SORVETE DE REALIDADE
Como uma interação à crônica de Mary Fioratti, intitulada (Quero um sorvete de sonho).
Na evolução da vida do ser humano, geralmente na faixa dos 50 anos em diante, as inquietações da mente tornam-se mais profundas, gerando um ambiente instável, entre recordações agradáveis ou não do passado que ficou para trás, de contingências do presente, e de abstrações sobre o futuro, com os seus mistérios, que gostaríamos de antever. Nesse contexto, surge o desejo pelo sorvete de sonho, conciliando todas as circunstâncias do passado com o presente, e proporcionando uma agradável expectativa para o misterioso futuro.
Com efeito, essas inquietações permanecem saltitando na racionalidade na tentativa de transcendê-la, cuja consecução seria o sedativo, ou o elixir para a tranquilidade da mente, subjugada pelos conflitos internos.

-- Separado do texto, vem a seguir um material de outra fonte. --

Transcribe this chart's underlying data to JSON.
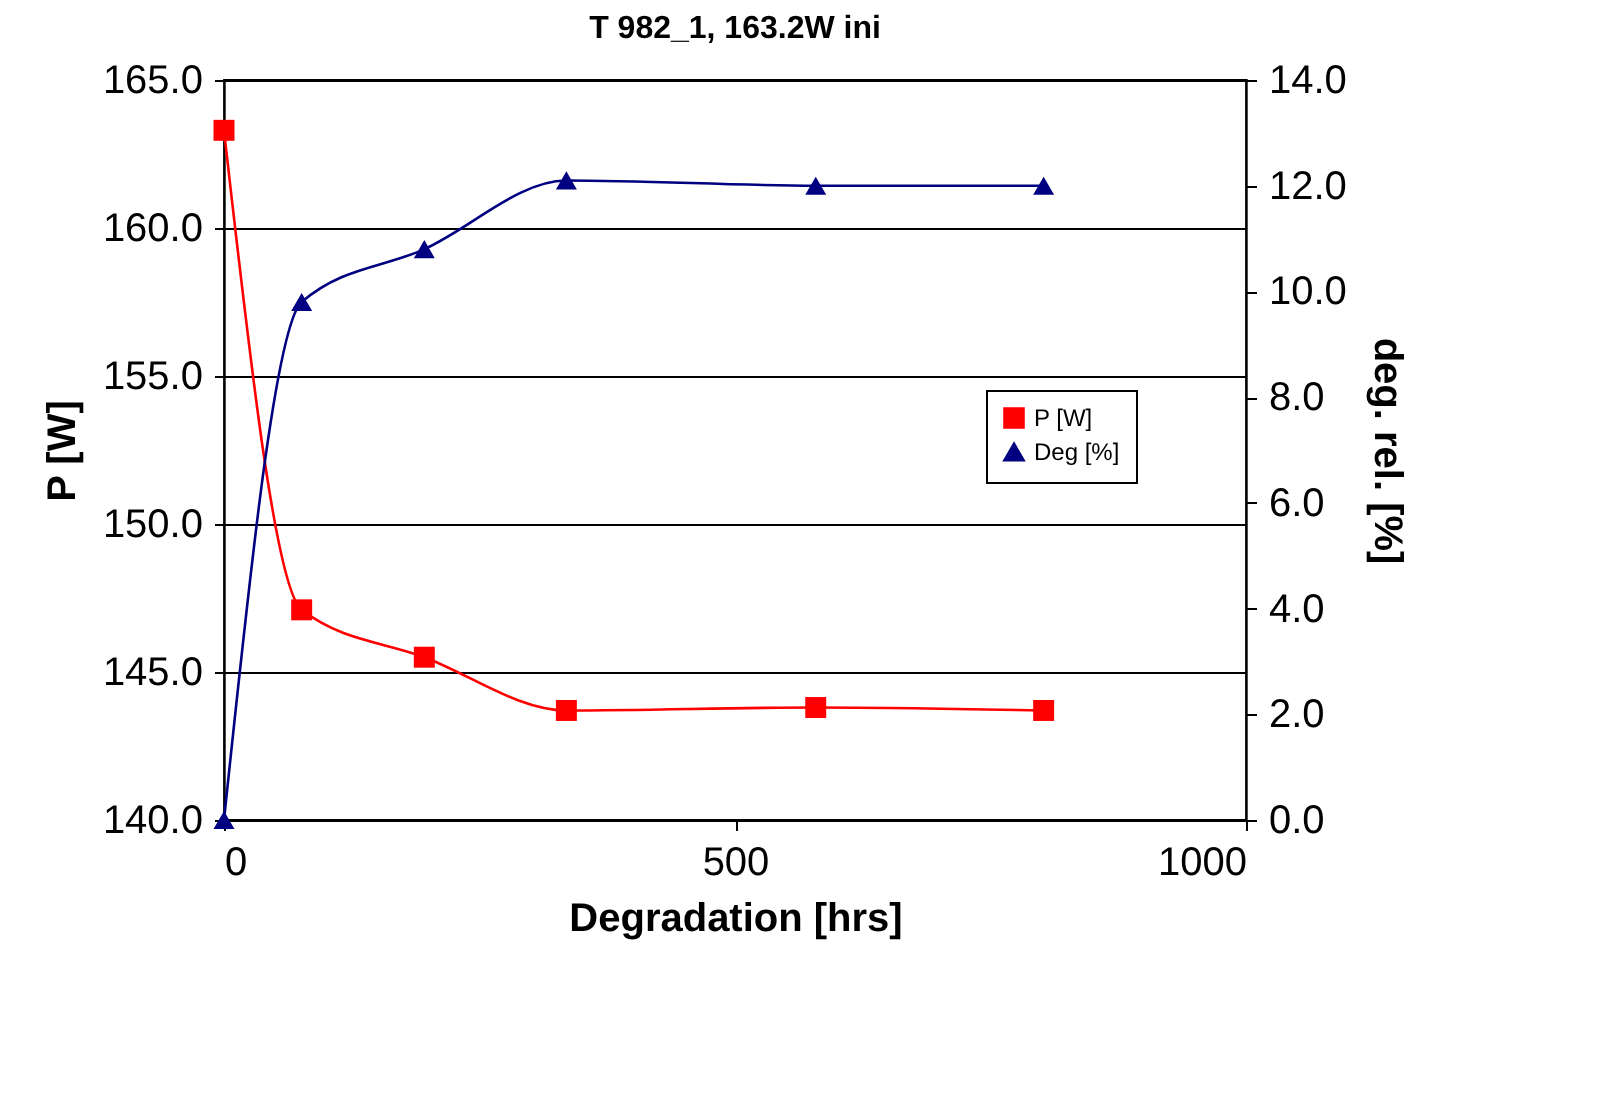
{
  "chart_data": {
    "type": "line",
    "title": "T 982_1, 163.2W  ini",
    "xlabel": "Degradation [hrs]",
    "ylabel": "P [W]",
    "y2label": "deg. rel. [%]",
    "x": [
      0,
      76,
      196,
      335,
      579,
      802
    ],
    "series": [
      {
        "name": "P [W]",
        "color": "#ff0000",
        "marker": "square",
        "values": [
          163.3,
          147.1,
          145.5,
          143.7,
          143.8,
          143.7
        ]
      },
      {
        "name": "Deg [%]",
        "color": "#000080",
        "marker": "triangle",
        "axis": "y2",
        "values": [
          0,
          9.8,
          10.8,
          12.1,
          12.0,
          12.0
        ]
      }
    ],
    "xlim": [
      0,
      1000
    ],
    "xticks": [
      0,
      500,
      1000
    ],
    "ylim": [
      140,
      165
    ],
    "yticks": [
      {
        "value": 140,
        "label": "140.0"
      },
      {
        "value": 145,
        "label": "145.0"
      },
      {
        "value": 150,
        "label": "150.0"
      },
      {
        "value": 155,
        "label": "155.0"
      },
      {
        "value": 160,
        "label": "160.0"
      },
      {
        "value": 165,
        "label": "165.0"
      }
    ],
    "y2lim": [
      0,
      14
    ],
    "y2ticks": [
      {
        "value": 0,
        "label": "0.0"
      },
      {
        "value": 2,
        "label": "2.0"
      },
      {
        "value": 4,
        "label": "4.0"
      },
      {
        "value": 6,
        "label": "6.0"
      },
      {
        "value": 8,
        "label": "8.0"
      },
      {
        "value": 10,
        "label": "10.0"
      },
      {
        "value": 12,
        "label": "12.0"
      },
      {
        "value": 14,
        "label": "14.0"
      }
    ],
    "grid": "y",
    "legend": "right",
    "line_style": "solid"
  }
}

A transcendência pode ser um longo caminho a ser percorrido, ou nem tanto, dependendo do lugar onde estejamos na escala evolutiva pessoal, e podemos começar, examinando o nosso planeta, que é a caverna de Platão, e está coberta com um enorme lençol de nuvens espessas, que impedem a entrada da luz do sol, e os seus oito bilhões de habitantes, aprenderam a degustar o sorvete de sonho, com a sedutora cobertura de sofismas, que servem numa bandeja de fantasia, ornada da prestidigitação, na arte absorvida pelos escribas, os fiéis discípulos do seu mestre Protágoras de Abdera.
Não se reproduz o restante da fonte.